Bu yazının çerçevesinde Hollywood sinemasına ayrıntılı bir biçimde girmeyi düşünmüyorum. Yalnız, belli hatlarıyla bu sinemanın özelliklerini ve hedeflerini özetlemeye çalışacağım. Her yeni Hollywood filminin bütçesi bir öncekinden daha fazla olmaya başladı . Bu filmlerde en son teknolojiyle en çarpıcı efektler kullanılıyor. Öte yandan teknoloji ne kadar yenilenirse yenilensin, bu filmlerde hep aynı teraneler tekrarlanılıyor: Doğal (özellikle volkanik dağlar şu sıralar çok moda) ve doğal olmayan (uzaylılar dünyayı istila eder: Independence Day) felaketler üzerine kurulan filmler, aşk-aile filmleri, gençlik filmleri vs gibi. Öte yandan endüstri teknolojinin dışında herşeye bir standard getirmiştir; yönetmenin görevi de bir ışıkçının görevi kadar net tanımlanmıştır ve bunun dışına çıkması söz konusu değildir. Elbette trilyonluk yatırımlar kısa sürede geri dönüş riski ve kara geçme süresi en aza indirilmeden göze alınmıyor. Bunun için daha filmin senaryo aşmasında belli pazar araştırmaları ve örneklemeler yapılarak işe başlanıyor. Film daha düşünce aşamasındayken hangi kitlenin onu izleyeceği saptanmıştır bile.
Hollywood filmlerinin izleyicisi bellidir: Özellikle Türkiye gibi ülkelerden nüfusun önemli bir bölümünü oluşturan ‘teenager’lar ve çocuklar (2) (ailelerin de zevkle bu filmleri izlediğini söylemek gerekir). Diğer yandan 80’lerle birlkite ortaya çıkan, devamlı büyük oynamayı hedef edinmiş yuppielerin de -bunların ortaya çıkışında Özal kadar Amerikan sinemasının da etkisi olduğunu belirtmek gerekir- insan doğasına aykırı yaşamlarının getirdiği yabancılaşmayı unutmak, patrona (sermayeye) yaptıkları her türlü yalaklanmaya rağmen günün getirdiği başarısızlıkları unutmak ve kendi hedeflerine bir kez daha onamak (filmlerin insanı gittikçe geren ve en sonunda boşaltan bildik temposu ve kurgusu bunu sağlamaktaki en büyük araçtır) adına bu filmleri takip ettiklerini eklemek gerekir.

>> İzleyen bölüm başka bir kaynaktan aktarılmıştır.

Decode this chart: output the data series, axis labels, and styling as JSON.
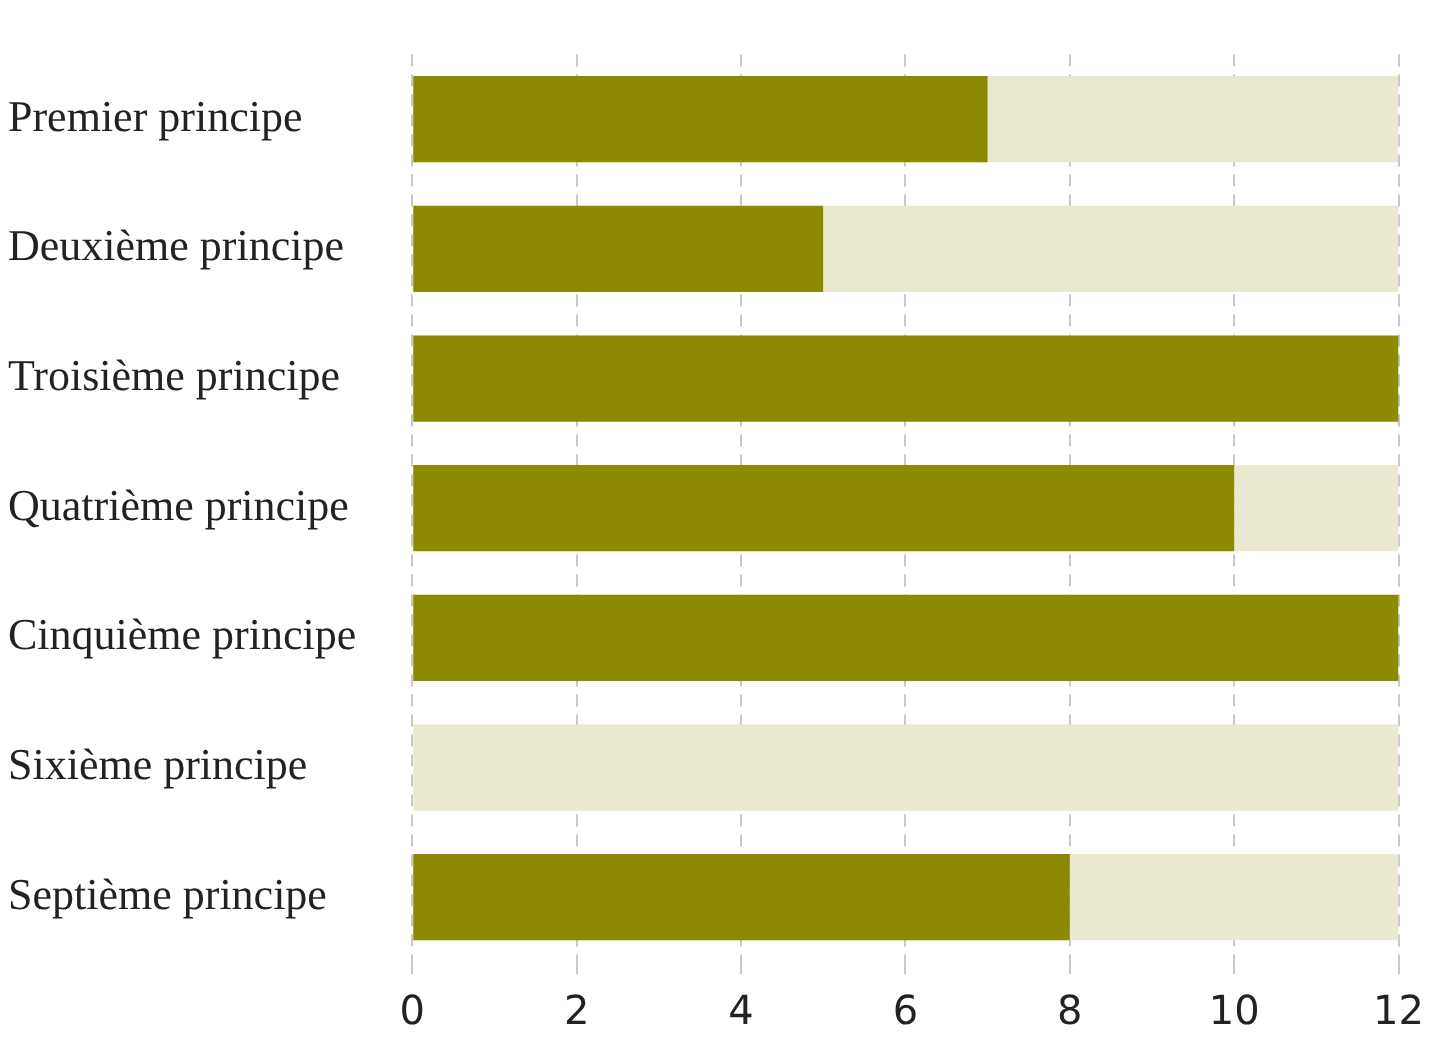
{
  "chart_data": {
    "type": "bar",
    "orientation": "horizontal",
    "stacked": true,
    "categories": [
      "Premier principe",
      "Deuxième principe",
      "Troisième principe",
      "Quatrième principe",
      "Cinquième principe",
      "Sixième principe",
      "Septième principe"
    ],
    "series": [
      {
        "color": "#8b8a00",
        "values": [
          7,
          5,
          12,
          10,
          12,
          0,
          8
        ]
      },
      {
        "color": "#ebe8d1",
        "values": [
          5,
          7,
          0,
          2,
          0,
          12,
          4
        ]
      }
    ],
    "xlim": [
      0,
      12
    ],
    "xticks": [
      0,
      2,
      4,
      6,
      8,
      10,
      12
    ],
    "grid": "x",
    "legend": false
  }
}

Hollywood filmlerinin kendisine tüm dünyada kapsamlı bir izleyici bulabilmesi, kolay tüketim kalıpları içerisinde oluşturulmasının yanında “bir filmin belli bir ideolojiyi taşıması”yla da açıklanmalıdır. Bu sayededir ki her film bir sonrakinin kitlesini oluşturmakta ya da büyütmektedir. En basitinden Amerikan yaşam tarzının (fast-food vs) tüm dünyada yaygınlaşmasında, ABD hegemonyasının yanında, bu filmlerin ciddi bir belirleyiciliği vardır. ABD’nin ticaret anlaşmalarına film kotaları koyması bunun tersinin de doğru olduğunu göstemektedir.
Hollywood Dışı Amerikan Sineması
Böyle bir özet girişe Hollywood dışı Amerikan sinemasının nasıl bu salonlarda gösterim şansı bulduğunu açıklamak için ihtiyacımız vardı. 90’ların siyasi ortamında iş o dereceye vardı ki; 80’lerde düşüş yaşayan, ulusal sinemalar ve Avrupa Sineması tam anlamıyla tükendi. Bunda yine en büyük belirleyen ABD’nin tüm boşlukları dolduran ideolojik hegemonyasıdır. Bu noktadan sonra ‘sanat film’leri okyanusun öte tarafından eski dünyaya akın etmeye başladı. Bu filmlerin yükselişi ilk önce Avrupa festivallerindeki ödülleri toplamalarıyla başladı. Ardından -Ati’nin her sene büyük bir heyecanla at yarışı oynar gibi televizyon ekranlarından tahminler yürüttüğü- Oscar ödülleri de bu filmlere gitmeye başladı.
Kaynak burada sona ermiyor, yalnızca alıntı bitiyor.